Conclusion: Combining HbA1c levels with SxS yielded the highest diagnostic performance for predicting NOAF during AMI. In this study, while SxS outperformed other risk models, the GRACE 2.0 and SxSII scores also demonstrated relatively strong predictive value and were superior to the CHA2DS2-VASC, C2HEST, and HAT2CH2 scores for predicting NOAF in the setting of AMI.

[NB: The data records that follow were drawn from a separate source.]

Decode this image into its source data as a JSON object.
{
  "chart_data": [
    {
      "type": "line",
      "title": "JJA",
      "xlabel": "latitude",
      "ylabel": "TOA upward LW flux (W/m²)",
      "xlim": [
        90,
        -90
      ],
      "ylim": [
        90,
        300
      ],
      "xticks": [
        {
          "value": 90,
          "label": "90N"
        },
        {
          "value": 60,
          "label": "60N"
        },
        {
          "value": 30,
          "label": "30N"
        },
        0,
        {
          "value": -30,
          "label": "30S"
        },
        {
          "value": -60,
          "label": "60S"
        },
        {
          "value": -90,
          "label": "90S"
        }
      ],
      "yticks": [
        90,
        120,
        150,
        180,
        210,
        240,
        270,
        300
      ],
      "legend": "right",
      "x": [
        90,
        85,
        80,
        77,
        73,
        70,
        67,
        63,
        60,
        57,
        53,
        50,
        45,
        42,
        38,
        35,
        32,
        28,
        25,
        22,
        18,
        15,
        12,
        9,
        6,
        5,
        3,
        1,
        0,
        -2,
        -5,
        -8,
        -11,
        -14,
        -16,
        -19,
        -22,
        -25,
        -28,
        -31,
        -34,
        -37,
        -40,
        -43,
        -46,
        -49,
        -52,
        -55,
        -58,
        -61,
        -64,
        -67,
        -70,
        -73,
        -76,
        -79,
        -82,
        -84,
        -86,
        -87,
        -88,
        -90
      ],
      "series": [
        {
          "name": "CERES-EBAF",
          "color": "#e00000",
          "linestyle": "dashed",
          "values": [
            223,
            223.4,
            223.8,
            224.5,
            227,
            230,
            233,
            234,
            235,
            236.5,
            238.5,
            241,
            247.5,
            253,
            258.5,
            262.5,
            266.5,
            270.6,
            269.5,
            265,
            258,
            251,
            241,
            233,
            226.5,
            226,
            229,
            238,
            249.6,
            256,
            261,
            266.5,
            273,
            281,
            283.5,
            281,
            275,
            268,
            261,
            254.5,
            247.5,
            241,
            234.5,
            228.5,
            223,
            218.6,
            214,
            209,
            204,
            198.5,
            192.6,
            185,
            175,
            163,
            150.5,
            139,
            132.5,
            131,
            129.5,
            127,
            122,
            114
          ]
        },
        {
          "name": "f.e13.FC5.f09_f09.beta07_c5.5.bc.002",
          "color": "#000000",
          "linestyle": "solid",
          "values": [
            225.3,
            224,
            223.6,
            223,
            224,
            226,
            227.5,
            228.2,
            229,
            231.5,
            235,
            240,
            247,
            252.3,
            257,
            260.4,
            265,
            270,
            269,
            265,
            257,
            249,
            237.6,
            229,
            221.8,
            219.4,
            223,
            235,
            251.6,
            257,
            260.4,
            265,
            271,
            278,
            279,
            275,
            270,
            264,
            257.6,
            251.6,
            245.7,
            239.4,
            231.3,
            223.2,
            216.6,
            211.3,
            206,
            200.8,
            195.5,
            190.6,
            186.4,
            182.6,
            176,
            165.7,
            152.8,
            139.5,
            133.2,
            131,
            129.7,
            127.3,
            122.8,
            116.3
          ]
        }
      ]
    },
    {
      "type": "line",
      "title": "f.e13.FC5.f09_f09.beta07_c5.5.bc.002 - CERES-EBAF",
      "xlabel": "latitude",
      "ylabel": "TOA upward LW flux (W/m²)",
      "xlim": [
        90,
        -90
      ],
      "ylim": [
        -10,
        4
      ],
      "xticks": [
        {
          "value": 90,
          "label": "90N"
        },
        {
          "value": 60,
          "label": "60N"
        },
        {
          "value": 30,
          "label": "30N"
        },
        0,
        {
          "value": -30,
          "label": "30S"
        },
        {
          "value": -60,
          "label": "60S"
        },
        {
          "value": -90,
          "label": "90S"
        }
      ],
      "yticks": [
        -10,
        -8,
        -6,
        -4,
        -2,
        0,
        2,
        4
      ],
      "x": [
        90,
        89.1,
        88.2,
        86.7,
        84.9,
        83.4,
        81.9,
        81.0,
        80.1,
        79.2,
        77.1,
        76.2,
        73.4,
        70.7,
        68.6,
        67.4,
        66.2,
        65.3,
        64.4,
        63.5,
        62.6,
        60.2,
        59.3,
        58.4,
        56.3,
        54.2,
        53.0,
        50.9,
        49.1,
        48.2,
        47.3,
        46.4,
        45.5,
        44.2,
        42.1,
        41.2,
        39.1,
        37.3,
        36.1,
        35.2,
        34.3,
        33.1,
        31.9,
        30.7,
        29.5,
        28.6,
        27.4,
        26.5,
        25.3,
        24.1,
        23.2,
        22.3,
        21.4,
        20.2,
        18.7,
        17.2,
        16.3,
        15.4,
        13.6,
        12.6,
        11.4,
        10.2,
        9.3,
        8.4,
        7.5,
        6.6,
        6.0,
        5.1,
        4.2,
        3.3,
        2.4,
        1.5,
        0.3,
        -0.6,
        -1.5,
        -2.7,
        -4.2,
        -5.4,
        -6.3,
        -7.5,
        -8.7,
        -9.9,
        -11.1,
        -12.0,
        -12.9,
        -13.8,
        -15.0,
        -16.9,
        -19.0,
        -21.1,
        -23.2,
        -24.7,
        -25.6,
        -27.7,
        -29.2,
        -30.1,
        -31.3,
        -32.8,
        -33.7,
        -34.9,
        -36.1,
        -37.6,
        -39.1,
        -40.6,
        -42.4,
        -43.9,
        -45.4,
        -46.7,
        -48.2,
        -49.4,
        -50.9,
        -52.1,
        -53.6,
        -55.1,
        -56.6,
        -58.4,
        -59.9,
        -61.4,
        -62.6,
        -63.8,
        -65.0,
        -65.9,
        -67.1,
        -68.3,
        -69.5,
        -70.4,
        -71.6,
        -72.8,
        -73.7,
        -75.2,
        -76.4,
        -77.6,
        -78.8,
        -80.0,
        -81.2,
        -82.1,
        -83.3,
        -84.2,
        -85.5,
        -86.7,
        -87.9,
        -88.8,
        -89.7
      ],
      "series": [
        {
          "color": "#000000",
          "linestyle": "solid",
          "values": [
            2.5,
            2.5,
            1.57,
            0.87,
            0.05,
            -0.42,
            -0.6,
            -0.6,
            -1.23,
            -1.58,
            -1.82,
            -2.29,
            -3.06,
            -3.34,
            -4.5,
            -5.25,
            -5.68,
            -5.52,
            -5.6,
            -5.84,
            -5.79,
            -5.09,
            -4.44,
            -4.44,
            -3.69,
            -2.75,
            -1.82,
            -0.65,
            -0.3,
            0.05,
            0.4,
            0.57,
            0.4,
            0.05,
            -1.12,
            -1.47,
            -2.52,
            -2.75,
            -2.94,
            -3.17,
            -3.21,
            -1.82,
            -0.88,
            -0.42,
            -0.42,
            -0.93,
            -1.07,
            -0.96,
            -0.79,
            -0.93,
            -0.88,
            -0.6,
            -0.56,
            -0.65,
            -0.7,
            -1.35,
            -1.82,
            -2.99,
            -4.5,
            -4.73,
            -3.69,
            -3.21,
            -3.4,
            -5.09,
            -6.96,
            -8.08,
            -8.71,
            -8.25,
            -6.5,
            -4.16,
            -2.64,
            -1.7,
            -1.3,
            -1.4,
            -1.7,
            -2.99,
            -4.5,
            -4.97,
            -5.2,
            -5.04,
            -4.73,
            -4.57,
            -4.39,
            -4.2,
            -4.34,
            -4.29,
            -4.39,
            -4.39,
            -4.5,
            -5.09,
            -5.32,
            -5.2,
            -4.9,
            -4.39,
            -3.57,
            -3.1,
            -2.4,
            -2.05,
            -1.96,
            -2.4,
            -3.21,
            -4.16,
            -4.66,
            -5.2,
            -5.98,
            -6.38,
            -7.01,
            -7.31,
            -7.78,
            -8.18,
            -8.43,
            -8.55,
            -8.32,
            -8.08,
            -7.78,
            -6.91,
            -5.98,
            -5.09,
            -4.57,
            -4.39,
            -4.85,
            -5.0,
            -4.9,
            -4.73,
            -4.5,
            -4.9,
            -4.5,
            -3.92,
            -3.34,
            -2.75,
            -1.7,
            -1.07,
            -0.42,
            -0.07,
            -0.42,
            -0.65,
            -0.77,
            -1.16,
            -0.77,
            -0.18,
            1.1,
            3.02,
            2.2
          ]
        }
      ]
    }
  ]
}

CHA2DS2-VASc、C2HEST、HAT2CH2、SYNTAX、GRACE和SYNTAX II评分预测新发心房颤动合并急性心肌梗死的比较
目的:本研究评估预测急性心肌梗死(AMI)期间新发心房颤动(NOAF)的最有效评分系统。确定最佳预测工具可以帮助临床医生根据个体风险评分选择最合适的个性化治疗,以防止NOAF并发AMI。方法:本研究共纳入2021年6月至2023年1月诊断为AMI的2206例患者。在排除数据缺失病例后,对1,672例患者进行单变量和多变量分析,以评估基线特征与房颤发展之间的关系。CHA2DS2-VASC(充血性心力衰竭,高血压,年龄≥75岁,糖尿病,中风/TIA/血栓栓塞,血管疾病,年龄65-74岁,性别类别),C2HEST(冠状动脉疾病,慢性阻塞性肺病,高血压,老年人[年龄≥75],收缩期心力衰竭,甲状腺疾病),HAT2CH2(高血压,年龄≥75岁,中风/TIA,慢性阻塞性肺病,心力衰竭),SYNTAX (PCI与Taxus和心脏手术的协同作用),计算每位患者的GRACE 2.0(全球急性冠状动脉事件登记)评分和SYNTAX II评分。结果:受试者工作特征(ROC)分析显示,SYNTAX评分(SxS)对AMI期间NOAF的预测价值最高,曲线下面积(AUC)为0.785(95%可信区间[CI]: 0.767 ~ 0.802, P < 0.001),其次是SYNTAX II评分(SxSII), AUC为0.747 (95% CI: 0.728 ~ 0.765, P < 0.001), GRACE 2.0风险评分(RS)的AUC为0.740 (95% CI: 0.721 ~ 0.758, P < 0.001)。结果表明,将本研究的主要独立预测参数血红蛋白A1c [HbA1c]水平修改后的评分纳入现有风险模型,对NOAF具有更高的预测价值(C-statistic: 0.784-0.794)。结论:结合HbA1c水平和SxS预测AMI期间NOAF的诊断效果最好。本研究中,在SxS优于其他风险模型的同时,GRACE 2.0和SxSII评分也显示出较强的预测价值,并优于CHA2DS2-VASC、C2HEST和HAT2CH2评分对AMI情景下NOAF的预测。
本文章由计算机程序翻译,如有差异,请以英文原文为准。